1. Univariate analyses of component and independent variables:
• Perform a univariate analysis of SATFAM, SATFIN, SATJOB, and SATFRND – For each, you should
look at and briefly summarize the frequency distribution, as well as basic summary statistics for central
tendency and dispersion. Go beyond just reporting the data and say something interesting (here and
below). For example, about which issues are the respondents the most/least happy?
• Look briefly at the distributions of EDUC and SEXFREQ. (Note, in particular, the percent of the sample
who refused to answer or otherwise did not have an answer for SEXFREQ.)
2. Construct and assess index:
• Construct an index (including variable labels and value labels, at least for the extremes), called
HAPPY, as the summation of values for the four components listed above.
• Perform a univariate analysis of HAPPY – look at and briefly summarize the frequency distribution, as
well as basic summary statistics for central tendency and dispersion..
• What is this variable conceptually? What does it measure, and what does it mean? What does it tell us
that the individual components do not?
• Interpret the “alpha” for your index – is the index reliable? is it a good one? why or why not?
3. Bivariate analyses – what makes people happy?
• Using correlations and chi-square, what can you say about the relationship between educational
attainment and overall satisfaction (i.e. between HAPPY and EDUC)? (You will need to request a
crosstab to get chisquare, but ignore the table itself, for now.) Is it strong? statistically significant?
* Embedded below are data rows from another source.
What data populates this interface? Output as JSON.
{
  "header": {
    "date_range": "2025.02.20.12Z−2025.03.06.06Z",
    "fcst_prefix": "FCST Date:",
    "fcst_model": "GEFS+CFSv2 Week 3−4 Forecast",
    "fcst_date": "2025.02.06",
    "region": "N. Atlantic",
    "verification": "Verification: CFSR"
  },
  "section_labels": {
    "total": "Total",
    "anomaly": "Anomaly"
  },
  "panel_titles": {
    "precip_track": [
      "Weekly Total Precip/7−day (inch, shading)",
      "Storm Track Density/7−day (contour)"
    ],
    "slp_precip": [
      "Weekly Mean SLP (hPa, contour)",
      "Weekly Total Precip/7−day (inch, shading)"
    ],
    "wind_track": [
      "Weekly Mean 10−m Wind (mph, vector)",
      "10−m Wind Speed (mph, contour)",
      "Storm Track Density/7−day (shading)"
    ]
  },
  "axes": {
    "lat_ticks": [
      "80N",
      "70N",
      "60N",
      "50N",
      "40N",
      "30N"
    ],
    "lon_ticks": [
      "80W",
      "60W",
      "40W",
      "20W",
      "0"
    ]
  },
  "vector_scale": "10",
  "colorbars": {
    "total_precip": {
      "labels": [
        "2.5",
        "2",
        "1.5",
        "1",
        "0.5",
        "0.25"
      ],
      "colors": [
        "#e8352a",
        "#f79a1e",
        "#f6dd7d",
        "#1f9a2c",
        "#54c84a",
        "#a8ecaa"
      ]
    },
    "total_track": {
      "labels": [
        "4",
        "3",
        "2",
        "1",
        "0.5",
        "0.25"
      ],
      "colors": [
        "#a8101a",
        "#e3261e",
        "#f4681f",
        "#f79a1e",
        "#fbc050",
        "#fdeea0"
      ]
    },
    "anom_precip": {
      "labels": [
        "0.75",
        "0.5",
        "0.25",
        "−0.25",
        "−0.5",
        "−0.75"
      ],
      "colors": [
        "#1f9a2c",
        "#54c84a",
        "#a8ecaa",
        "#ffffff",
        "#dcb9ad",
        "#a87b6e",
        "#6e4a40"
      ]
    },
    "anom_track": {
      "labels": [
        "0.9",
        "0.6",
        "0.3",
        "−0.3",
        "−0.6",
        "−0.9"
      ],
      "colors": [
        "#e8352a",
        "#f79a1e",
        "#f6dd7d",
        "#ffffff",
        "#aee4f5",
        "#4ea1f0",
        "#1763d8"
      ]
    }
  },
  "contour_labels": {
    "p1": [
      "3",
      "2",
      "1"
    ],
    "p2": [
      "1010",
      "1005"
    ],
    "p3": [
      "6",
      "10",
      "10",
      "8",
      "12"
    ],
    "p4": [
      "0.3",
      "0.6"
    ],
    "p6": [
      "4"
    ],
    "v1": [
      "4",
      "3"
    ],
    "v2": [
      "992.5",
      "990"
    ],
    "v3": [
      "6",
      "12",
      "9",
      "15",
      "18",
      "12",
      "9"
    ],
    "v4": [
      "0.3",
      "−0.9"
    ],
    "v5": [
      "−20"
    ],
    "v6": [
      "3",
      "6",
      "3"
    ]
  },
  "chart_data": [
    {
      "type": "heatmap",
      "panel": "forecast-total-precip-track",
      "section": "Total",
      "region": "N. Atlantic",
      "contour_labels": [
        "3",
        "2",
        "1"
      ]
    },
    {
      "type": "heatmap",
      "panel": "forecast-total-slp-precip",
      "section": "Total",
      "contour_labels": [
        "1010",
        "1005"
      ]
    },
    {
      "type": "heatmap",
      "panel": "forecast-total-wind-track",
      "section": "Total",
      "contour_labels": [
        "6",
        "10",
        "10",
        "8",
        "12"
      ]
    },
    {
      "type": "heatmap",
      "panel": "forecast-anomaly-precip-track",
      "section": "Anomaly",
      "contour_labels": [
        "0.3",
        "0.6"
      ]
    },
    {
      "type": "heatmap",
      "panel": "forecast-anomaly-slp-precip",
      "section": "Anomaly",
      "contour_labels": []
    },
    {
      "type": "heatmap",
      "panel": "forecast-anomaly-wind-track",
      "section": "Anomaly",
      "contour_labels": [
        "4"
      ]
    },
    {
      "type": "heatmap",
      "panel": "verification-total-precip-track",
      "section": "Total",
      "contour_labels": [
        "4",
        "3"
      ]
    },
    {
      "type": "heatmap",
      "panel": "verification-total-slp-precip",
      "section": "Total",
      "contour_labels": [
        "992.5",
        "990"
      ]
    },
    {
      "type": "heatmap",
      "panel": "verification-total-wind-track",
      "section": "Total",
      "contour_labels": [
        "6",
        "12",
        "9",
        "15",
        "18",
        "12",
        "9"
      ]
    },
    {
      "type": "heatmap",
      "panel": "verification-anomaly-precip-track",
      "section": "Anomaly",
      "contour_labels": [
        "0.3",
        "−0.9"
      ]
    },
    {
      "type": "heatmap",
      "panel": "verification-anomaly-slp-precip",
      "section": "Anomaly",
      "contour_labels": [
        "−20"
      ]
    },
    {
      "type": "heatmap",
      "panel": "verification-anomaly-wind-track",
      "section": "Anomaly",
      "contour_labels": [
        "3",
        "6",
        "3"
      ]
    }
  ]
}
• Using correlations and chi-square, what can you say about the relationship between frequency of
sexual activity and overall satisfaction (i.e. between HAPPY and SEXFREQ)? (You will need to request
a crosstab to get chisquare, but ignore the table itself, for now.) Is it strong? statistically significant?
4. Discussion/conclusions
• What can you infer from these findings about what makes people happy? (Hint: Did either of the two
independent variables (EDUC and SEXFREQ) have a statistically significant effect on the dependent
variable (HAPPY)?)
• Bonus: Put that at a conceptual level, thinking about what broader concepts these variables might
operationalize. Of what larger concept might education be a specific instance, indicator, or aspect?